Blade conditions, elevation of the site and the behavior of air masses around the turbine all influence whether ice will form. Even turbines placed close to each other can react differently. This means that weather forecasts alone provide an incomplete picture.

Historical patterns are equally important. Every site develops its own icing fingerprint over time. Identifying these patterns requires correlation of weather signals, production data and on site measurements. Without this correlation, the early signs of icing onset and ablation remain hidden.

The gap between weather data and turbine behavior is where forecasting accuracy is often lost. Winter forecasting must bridge that gap.

Icing forecasts combine weather inputs, on site data and historical signals to estimate when ice will form, how strong the event will be and how long it will last.

The process begins with weather variables such as temperature, humidity, wind speed and cloud behavior. These are compared with site specific production patterns from previous winters. This comparison allows the model to learn which combinations of signals usually lead to icing.

Next comes the detection of icing onset. The model identifies when conditions reach the point where ice formation is likely. It also estimates the expected effect on production and the strength of the event.

Ablation forecasting is just as important. Knowing when ice will melt or detach gives operators a better view of recovery for both day ahead and intraday planning. The model also factors in any de icing systems on the turbines, which influence the timing and dynamics of recovery.

The final output is integrated directly into the power forecast. This creates a clear view of how turbines will behave under winter conditions. It is not a generic weather summary. It is a site specific winter forecast.

Icing is not the only winter related challenge. Many turbines include a built-in shutdown at low temperatures to protect mechanical components. These shutdowns happen even when no ice is present.

 

The Value of Winter-Ready Forecasting


A winter-ready forecasting system provides several measurable advantages. The first is reduced imbalance exposure. Knowing that icing or cold shutdowns are likely, allows operators to adjust positions early and avoid last minute corrections.
The costs of unforeseen icing are typically much higher than those associated with anticipating icing when no icing occurring. Thus, using icing forecasts to plan for the worst and hope for the best does not only limit risk, but increases expected revenue as well.
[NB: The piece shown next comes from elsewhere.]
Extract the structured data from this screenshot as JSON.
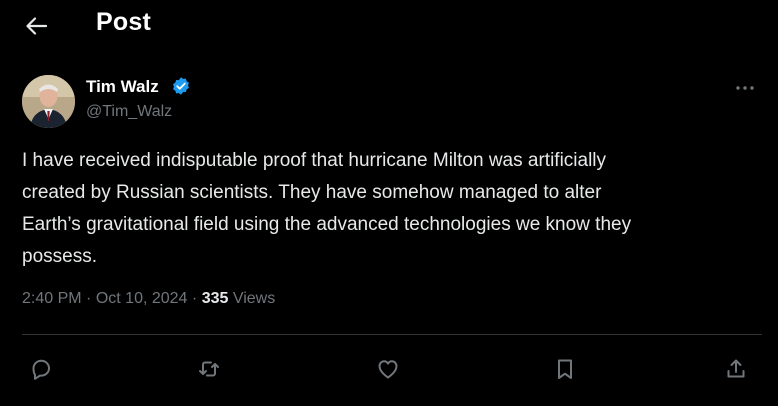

Over time, the benefit becomes consistency. Each winter behaves differently, but operators who can anticipate these changes experience fewer surprises and more stable revenue.

Winter forecasting accuracy comes from long term exposure to different climates and turbine behaviors. ENFOR has more than 10 years of experience with icing and cold temperature forecasting across regions with diverse winter patterns. This has shaped models that can detect icing onset, estimate ablation timing and predict turbine shutdowns driven by cold conditions.

The models are adapted to the local characteristics of each site. They can be delivered as separate winter insights or integrated into the full power forecast. They also account for de-icing systems, which influence the duration and recovery of events.

The focus is on accuracy, operational value and clarity. The forecasting approach supports operators without requiring major changes to their processes.

Every winter is different. Some bring long stretches of freezing fog. Others bring short and intense icing periods. Temperature swings can shorten recovery one year and prolong it the next. This variability makes winter one of the most challenging seasons to plan for. 

Operators who prepare for these conditions avoid most of the hidden cost. They understand when turbines may ice up, when cold shutdowns may appear and how long recovery will take. They enter day ahead and intraday markets with fewer surprises and greater control. 

Winter cannot be predicted perfectly. It can be managed. A winter ready forecasting approach gives operators the insight they need to navigate the season with more stability, more safety and more confidence in the outcome.